Diyarbakır Büyükşehir Belediye Başkanı’yken 19 Ağustos 2019 görevden alınan, yerine kayyım atanan Adnan Selçuk Mızraklı, 22 Ekim 2019’da tutuklandı.

Mızraklı, 9 yıl 4 ay 15 gün hapis cezasına çarptırıldı.

7 Aralık 2022 tarihinde Yargıtay 3. Ağır Ceza Mahkemesi, bu kararı bozdu fakat hakkında tahliye kararı verilmedi. Geçtiğimiz hafta ise cezası yeniden onandı.

Edirne Cezaevi’nde koğuş arkadaşı HDP eski Eş Genel Başkanı Selahattin Demirtaş ile birlikte kalan Mızraklı, hem davaya hem de Türkiye’deki son siyasi gelişmelere dair avukatı aracılığıyla İlke TV’nin sorularını yanıtladı:

Yargıtay’ın hapis cezanızı onadığı bu son kararı nasıl değerlendiriyorsunuz? Daha önce hukuki dayanakların eksik olduğu yönünde bir bozma kararı verilmişti, fakat bu kez ceza onandı. Sizce neden?
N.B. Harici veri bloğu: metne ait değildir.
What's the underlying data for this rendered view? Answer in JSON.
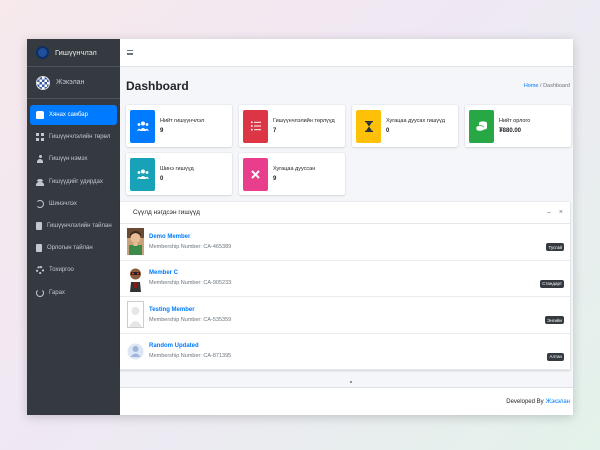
{
  "brand": {
    "name": "Гишүүнчлэл"
  },
  "user": {
    "name": "Жэкэлан"
  },
  "sidebar": {
    "items": [
      {
        "label": "Хянах самбар",
        "icon": "dashboard-icon",
        "active": true
      },
      {
        "label": "Гишүүнчлэлийн төрөл",
        "icon": "grid-icon",
        "active": false
      },
      {
        "label": "Гишүүн нэмэх",
        "icon": "user-plus-icon",
        "active": false
      },
      {
        "label": "Гишүүдийг удирдах",
        "icon": "users-icon",
        "active": false
      },
      {
        "label": "Шинэчлэх",
        "icon": "renew-icon",
        "active": false
      },
      {
        "label": "Гишүүнчлэлийн тайлан",
        "icon": "report-icon",
        "active": false
      },
      {
        "label": "Орлогын тайлан",
        "icon": "document-icon",
        "active": false
      },
      {
        "label": "Тохиргоо",
        "icon": "cog-icon",
        "active": false
      },
      {
        "label": "Гарах",
        "icon": "power-icon",
        "active": false
      }
    ]
  },
  "header": {
    "title": "Dashboard",
    "breadcrumb": {
      "home": "Home",
      "separator": "/",
      "current": "Dashboard"
    }
  },
  "cards": [
    {
      "label": "Нийт гишүүнчлэл",
      "value": "9",
      "color": "#007bff",
      "icon": "users-icon"
    },
    {
      "label": "Гишүүнчлэлийн төрлүүд",
      "value": "7",
      "color": "#dc3545",
      "icon": "list-icon"
    },
    {
      "label": "Хугацаа дуусах гишүүд",
      "value": "0",
      "color": "#ffc107",
      "icon": "hourglass-icon"
    },
    {
      "label": "Нийт орлого",
      "value": "₮880.00",
      "color": "#28a745",
      "icon": "coins-icon"
    },
    {
      "label": "Шинэ гишүүд",
      "value": "0",
      "color": "#17a2b8",
      "icon": "new-users-icon"
    },
    {
      "label": "Хугацаа дууссан",
      "value": "9",
      "color": "#e83e8c",
      "icon": "times-icon"
    }
  ],
  "panel": {
    "title": "Сүүлд нэгдсэн гишүүд",
    "collapse": "–",
    "close": "×",
    "members": [
      {
        "name": "Demo Member",
        "number": "Membership Number: CA-465389",
        "badge": "Тусгай",
        "avatar": "man-avatar"
      },
      {
        "name": "Member C",
        "number": "Membership Number: CA-905233",
        "badge": "Стандарт",
        "avatar": "robot-avatar"
      },
      {
        "name": "Testing Member",
        "number": "Membership Number: CA-535359",
        "badge": "Энгийн",
        "avatar": "blank-avatar"
      },
      {
        "name": "Random Updated",
        "number": "Membership Number: CA-871395",
        "badge": "Алтан",
        "avatar": "default-avatar"
      }
    ]
  },
  "footer": {
    "text": "Developed By",
    "developer": "Жэкэлан"
  }
}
Karar neresinden bakarsak bakalım tamamen siyasidir diyerek başlayayım. Biraz da ironi yaparak kameralar önündeki bir olayı hatırlatayım. Mehmet Ali Çelebi’nin AKP’ye katılım seremonisinde rozeti takarken C.B. Erdoğan, Çelebi’nin eşine dönerek kaç çocukları olduğunu sordu. Bir çocuk yanıtını alınca “bir çocuk olur mu, ben hep üç çocuk diyorum. Bak PKK’lilerin 5-10-15 çocuğu var” demişti. Dünya alem bilir ki dağdakilerin çocuğu yoktur, burada asıl özne, gizli özne “Kürt”’tür. Yargının bugünkü halinde de yargılamanın öznesi Kürt ise hele hele siyasi kimlikli bir Kürt ise yüksek bir itina ile suç inşa ediliyor. İfade özgürlüğü çerçevesinde söyledikleriniz örgüt söylemi-örgüt talimatı ile söylem ya da tamamen sivil-demokratik etkinlikleriniz örgüt talimatı ile eyleme geçme olarak yorumlanır oldu..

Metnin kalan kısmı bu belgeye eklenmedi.